LA HIJA DESCARRIADA
Nada presagiaba la caída en desgracia de Julia Maior a principios del reinado de su padre, Octavio Augusto, artífice del Imperio. Julia fue la primera romana cuya efigie apareció en una moneda, honor que se ganó dando a luz a seis hijos. Su fertilidad la convirtió en un anuncio viviente del programa de crecimiento demográfico impulsado por su padre. Pero aquí acabó toda armonía entre ellos. Si Octavio sorprendía a su hija arrancándose unas canas, le pregunta- ba si prefería quedarse calva a peinar un respetable moño gris. Si la reprendía por lucir un modelo demasiado provocativo, ella se escudaba en que se había vestido para los ojos de su esposo, no para los de su padre. Si le señalaba a las amistades de su madrastra Livia como ejemplo de buenas compañías, ella replicaba: “No te preocupes, padre. Cuando me haga vieja mis amigos serán tan viejos como yo”. Julia tenía una respuesta aguda para todo. Se dice que en una ocasión le preguntaron, aludiendo a su fama de promiscua, cómo era posible que todos sus hijos se parecieran a su esposo Agripa. “Solo acepto pasajeros cuando la bodega ya está llena”, fue su mordaz explicación.
Problema generacional
Julia no era distinta de otros jóvenes patricios de su generación, una juventud reacia a aceptar el nuevo puritanismo que predicaba Octavio. Disfrutar del arte y la literatura eran sus principales ocupaciones, pero también beber, salir de noche, armar jaleo y derrochar denarios.

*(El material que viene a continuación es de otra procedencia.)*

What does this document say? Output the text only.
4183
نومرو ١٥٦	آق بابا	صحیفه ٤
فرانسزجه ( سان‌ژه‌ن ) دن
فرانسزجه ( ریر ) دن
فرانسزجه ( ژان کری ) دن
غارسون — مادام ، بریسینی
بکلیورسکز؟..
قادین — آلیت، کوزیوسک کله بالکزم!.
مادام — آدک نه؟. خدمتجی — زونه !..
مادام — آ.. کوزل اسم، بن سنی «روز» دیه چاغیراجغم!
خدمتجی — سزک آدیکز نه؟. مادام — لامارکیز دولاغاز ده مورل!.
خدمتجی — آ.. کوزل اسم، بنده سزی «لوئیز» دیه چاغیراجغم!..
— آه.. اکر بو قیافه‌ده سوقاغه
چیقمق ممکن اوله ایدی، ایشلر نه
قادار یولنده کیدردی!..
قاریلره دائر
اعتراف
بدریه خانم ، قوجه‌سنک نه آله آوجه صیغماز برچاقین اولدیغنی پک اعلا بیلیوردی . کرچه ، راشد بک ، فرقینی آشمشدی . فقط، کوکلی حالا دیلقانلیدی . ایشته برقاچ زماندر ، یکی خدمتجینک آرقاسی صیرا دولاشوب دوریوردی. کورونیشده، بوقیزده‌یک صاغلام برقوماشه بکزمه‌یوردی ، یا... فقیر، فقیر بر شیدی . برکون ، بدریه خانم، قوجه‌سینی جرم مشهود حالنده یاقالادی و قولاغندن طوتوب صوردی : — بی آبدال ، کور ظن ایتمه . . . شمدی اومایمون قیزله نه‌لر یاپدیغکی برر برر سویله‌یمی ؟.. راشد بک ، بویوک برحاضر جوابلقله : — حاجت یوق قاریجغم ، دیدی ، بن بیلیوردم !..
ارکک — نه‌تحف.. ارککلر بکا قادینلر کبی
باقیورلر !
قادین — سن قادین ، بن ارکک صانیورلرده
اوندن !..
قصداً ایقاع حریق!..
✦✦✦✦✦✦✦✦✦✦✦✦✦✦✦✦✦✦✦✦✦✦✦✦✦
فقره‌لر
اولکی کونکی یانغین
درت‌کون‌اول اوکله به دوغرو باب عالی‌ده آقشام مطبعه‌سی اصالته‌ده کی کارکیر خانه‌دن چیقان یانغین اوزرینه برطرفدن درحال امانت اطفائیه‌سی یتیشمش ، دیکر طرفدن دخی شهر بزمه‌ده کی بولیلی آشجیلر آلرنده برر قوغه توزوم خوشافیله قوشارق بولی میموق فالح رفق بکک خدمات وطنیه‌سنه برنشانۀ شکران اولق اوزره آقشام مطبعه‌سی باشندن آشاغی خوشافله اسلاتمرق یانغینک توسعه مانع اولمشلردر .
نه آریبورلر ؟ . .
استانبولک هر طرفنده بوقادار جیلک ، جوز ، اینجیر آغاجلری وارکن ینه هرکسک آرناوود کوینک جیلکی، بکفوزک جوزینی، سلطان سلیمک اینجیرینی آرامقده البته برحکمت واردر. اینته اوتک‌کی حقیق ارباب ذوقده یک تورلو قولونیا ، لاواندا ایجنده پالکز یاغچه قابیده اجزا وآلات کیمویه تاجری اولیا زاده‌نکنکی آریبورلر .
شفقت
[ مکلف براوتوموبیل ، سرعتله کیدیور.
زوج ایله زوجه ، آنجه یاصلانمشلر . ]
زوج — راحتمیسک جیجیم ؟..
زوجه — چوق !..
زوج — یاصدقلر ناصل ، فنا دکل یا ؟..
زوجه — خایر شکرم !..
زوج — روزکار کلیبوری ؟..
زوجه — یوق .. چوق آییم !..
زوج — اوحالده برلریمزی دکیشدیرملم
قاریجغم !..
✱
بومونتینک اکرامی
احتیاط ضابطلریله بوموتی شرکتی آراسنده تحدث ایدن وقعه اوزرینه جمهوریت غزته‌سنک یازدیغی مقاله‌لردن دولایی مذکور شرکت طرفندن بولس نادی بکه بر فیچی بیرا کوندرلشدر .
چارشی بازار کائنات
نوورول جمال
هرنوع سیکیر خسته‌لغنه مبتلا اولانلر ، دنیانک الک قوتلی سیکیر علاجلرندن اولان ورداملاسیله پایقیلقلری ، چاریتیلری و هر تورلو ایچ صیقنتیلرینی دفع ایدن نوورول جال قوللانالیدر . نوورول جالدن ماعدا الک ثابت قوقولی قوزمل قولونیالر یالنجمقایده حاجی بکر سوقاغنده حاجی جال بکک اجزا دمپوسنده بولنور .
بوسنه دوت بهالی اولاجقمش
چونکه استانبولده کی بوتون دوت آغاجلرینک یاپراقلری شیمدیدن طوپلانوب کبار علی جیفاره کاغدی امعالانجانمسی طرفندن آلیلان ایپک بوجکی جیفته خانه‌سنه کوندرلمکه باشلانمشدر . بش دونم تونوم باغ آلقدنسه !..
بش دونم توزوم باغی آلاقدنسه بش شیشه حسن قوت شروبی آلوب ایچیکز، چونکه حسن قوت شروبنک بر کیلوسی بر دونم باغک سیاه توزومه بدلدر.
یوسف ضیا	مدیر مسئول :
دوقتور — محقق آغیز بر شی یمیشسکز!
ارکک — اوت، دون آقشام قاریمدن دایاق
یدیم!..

OCTAVIO AUGUSTO NO LE PERDONÓ A SU HIJA QUE CON SUS AVENTURAS SE CONVIRTIERA EN LA COMIDILLA DE ROMA
El divino Augusto fue más severo con su propia hija que con otras mujeres. Y desde luego, mucho más duro que consigo mismo, un hombre que había abusado de su autoridad para casarse con la esposa de otro y cuyo hobby, según las malas lenguas, era desflorar vírgenes. De acuerdo con la ley que él mismo había promulgado, las viudas con más de tres hijos quedaban emancipadas de toda autoridad paterna. Pero Julia, al enviudar, no disfrutó de ese derecho. Su padre la forzó a casarse con el insípido Tiberio, un gesto que ella probablemente no le perdonó. Él no le perdonó a ella que se convirtiera en la comidilla de Roma. Que la vieran teniendo relaciones sexuales en la rostra, la tribuna desde la que su padre pronunciaba discursos en el Foro, fue la gota que colmó el vaso. Desterrada y desheredada, no volvió a poner un pie en Roma.